Sessantaquattro anni.
Sono arrivati così, senza che me ne accorgessi. Un privilegio esserci? Forse… ma in che
modo dovrò attraversare questo tempo della vita? E per andare dove? Forse verso giusta
luce che mostra via?
Le domande esistenziali che da sempre mi hanno accompagnato cominciano a diventare
sempre più pressanti, ad avere un altro peso.
Lo scrittore polacco Joseph Conrad (Berdyčiv, 1857 – Bishopsbour-ne, 1924) era solito
definire “linea d’ombra” il momento in cui una certa fase esistenziale sta per terminare
mentre se ne profila un’altra, da vivere senza traumi, con consapevolezza e senza
recriminazioni.
Quale sia questo momento non ci è dato di sapere, nessuno lo può dire perché è
profondamente soggettivo e, di conseguenza, senza tempo, limiti, termini di paragone. È
se è pur vero che ognuno non è arbitro del proprio destino, lo è certamente nei mezzi,
nei modi, nelle decisioni, nella volontà di vivere l’inizio di un tempo nuovo, con
l’orgoglio d’aver vissuto e la voglia di continuare il viaggio, di scrivere gli ultimi
capitoli che, come in un libro, sono spesso anche più interessanti.
Niente di impossibile dunque negli anni del possibile in cui nulla è come sembra nella
grammatica di questo tempo.
D’altronde Seneca, nel suo De brevitate vitae, l’opera per eccellenza in
cui culmina la concezione della fugacità del tempo e la precarietà delle cose umane,
afferma che la vita non è breve, ma siamo noi a renderla tale.
Il tempo è il bene più prezioso e non va sottratto da attività di poco conto; avere
troppe cose da fare non è positivo. Bisogna far tesoro del passato e godere il presente.

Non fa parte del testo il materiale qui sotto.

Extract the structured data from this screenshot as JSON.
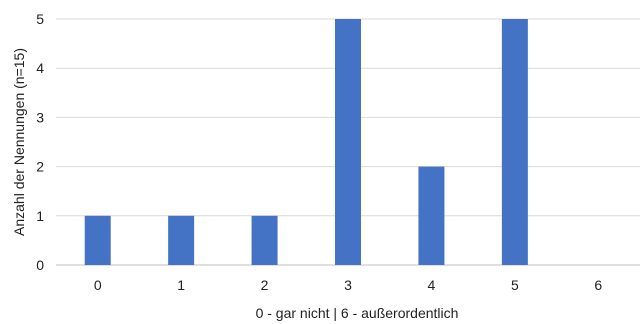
{
  "chart_data": {
    "type": "bar",
    "title": "",
    "xlabel": "0 - gar nicht | 6 - außerordentlich",
    "ylabel": "Anzahl der Nennungen (n=15)",
    "categories": [
      "0",
      "1",
      "2",
      "3",
      "4",
      "5",
      "6"
    ],
    "values": [
      1,
      1,
      1,
      5,
      2,
      5,
      0
    ],
    "ylim": [
      0,
      5
    ],
    "yticks": [
      "0",
      "1",
      "2",
      "3",
      "4",
      "5"
    ],
    "grid": true,
    "legend": "none",
    "colors": {
      "bar": "#4472c4"
    }
  }
}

Se ci dedichiamo al conseguimento della saggezza, la vita diventa abbastanza lunga e ci
permette di realizzare grandi cose e dare il giusto valore al tempo. Un’analisi che
risulta oggi più che mai attuale, in questo tempo tanto frenetico quanto dissennato.
La terza età, della saggezza dicono, spesso difficile da accettare, sicuramente
complicata. Detentrice di un’identità personale e storica ineguagliabile, restituisce un
senso all’esistenza in una società, quella del dove e del quando, quella dell’essere e
dell’apparire, che troppo spesso dimentica il vissuto.
Invecchiare è un dono.
Mi sorprende la persona che vive riflessa nel mio specchio, ma non mi preoccupo. Non
cambierei tutto quello che ho per qualche capello bianco in meno. Non mi rimprovero
nulla. Nessun rimorso di ciò che non è stato, nessun affanno per ciò che sarà nel tempo
che rimane, semplicemente amerò la vita come ho sempre fatto.
Già… avrò pure il diritto di essere un po’ disordinato, di curare il mio giardino, di
leggere un libro fino alle cinque del mattino, di conservare il sorriso della
giovinezza, di camminare sulla spiaggia a piedi nudi ricordando i momenti del passato,
quelli belli e quelli di sofferenza, quelli che hanno dato forza per andare avanti ad un
cuore dal “battito imperfetto”, mai sterile di sentimenti, mai avaro di passioni.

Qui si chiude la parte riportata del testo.